In 2016, the Obama administration finalized a detailed 69-page plan for reacting to a pandemic. Critics have asserted that the Trump administration ignored that playbook; White House officials have said they replaced it with two new response plans.

Even if the administration had a robust plan, it is clear it has not been followed. The Obama playbook, which is publicly available, calls for coordinated messaging from the White House, rather than the mixed messages that have been evident. It also stresses a timeline for ensuring there are adequate supplies of personal protection equipment and for working with Congress to direct necessary funding; President Trump was months behind both benchmarks while insisting the virus “miraculously goes away.”

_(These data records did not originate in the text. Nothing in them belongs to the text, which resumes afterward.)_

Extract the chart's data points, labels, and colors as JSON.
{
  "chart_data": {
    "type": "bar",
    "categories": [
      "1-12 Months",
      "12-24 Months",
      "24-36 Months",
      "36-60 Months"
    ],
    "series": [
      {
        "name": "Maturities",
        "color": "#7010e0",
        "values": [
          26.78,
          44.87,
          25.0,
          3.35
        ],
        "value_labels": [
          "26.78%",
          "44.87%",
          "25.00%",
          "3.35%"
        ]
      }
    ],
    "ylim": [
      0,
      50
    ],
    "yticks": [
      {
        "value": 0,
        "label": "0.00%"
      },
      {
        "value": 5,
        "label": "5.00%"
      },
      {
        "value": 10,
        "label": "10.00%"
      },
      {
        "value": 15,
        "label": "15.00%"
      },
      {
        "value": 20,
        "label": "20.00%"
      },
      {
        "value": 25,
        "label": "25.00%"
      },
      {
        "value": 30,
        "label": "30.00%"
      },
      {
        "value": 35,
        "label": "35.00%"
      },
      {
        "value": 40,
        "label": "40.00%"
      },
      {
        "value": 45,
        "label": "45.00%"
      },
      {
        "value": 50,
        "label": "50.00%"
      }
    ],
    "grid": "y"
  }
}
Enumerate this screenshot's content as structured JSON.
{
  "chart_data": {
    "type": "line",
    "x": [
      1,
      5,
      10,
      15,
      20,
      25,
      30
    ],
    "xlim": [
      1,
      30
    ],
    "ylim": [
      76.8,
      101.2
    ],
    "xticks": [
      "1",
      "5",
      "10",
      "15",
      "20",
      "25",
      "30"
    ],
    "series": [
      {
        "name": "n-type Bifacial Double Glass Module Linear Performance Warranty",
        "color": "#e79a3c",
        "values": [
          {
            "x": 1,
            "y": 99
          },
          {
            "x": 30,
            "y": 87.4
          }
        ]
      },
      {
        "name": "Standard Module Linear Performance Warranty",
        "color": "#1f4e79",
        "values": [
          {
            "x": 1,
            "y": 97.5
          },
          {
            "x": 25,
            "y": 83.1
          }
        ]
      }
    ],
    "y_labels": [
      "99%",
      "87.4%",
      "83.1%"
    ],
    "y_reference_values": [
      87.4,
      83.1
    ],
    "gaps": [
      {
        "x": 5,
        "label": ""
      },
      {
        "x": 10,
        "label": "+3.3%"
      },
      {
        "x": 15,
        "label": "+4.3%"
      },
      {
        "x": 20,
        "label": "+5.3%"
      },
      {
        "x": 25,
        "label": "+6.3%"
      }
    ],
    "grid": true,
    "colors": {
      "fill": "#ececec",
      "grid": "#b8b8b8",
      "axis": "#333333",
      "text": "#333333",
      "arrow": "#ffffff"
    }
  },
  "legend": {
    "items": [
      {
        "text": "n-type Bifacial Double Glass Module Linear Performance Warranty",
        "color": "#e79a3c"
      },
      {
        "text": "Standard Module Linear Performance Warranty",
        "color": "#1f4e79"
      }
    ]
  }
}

Viral pandemics do not simply go away. They can be alleviated and slowed with proper planning and a quick response, but they do not disappear. And the crisis fomented by COVID-19 reflects a shortcoming of American government. Be it infrastructure or disaster response or climate change, the United States has spent decades reminiscing about its 20th century glory rather than preparing for the 21st century.

And, as the coronavirus demonstrates, it has prepared to fail.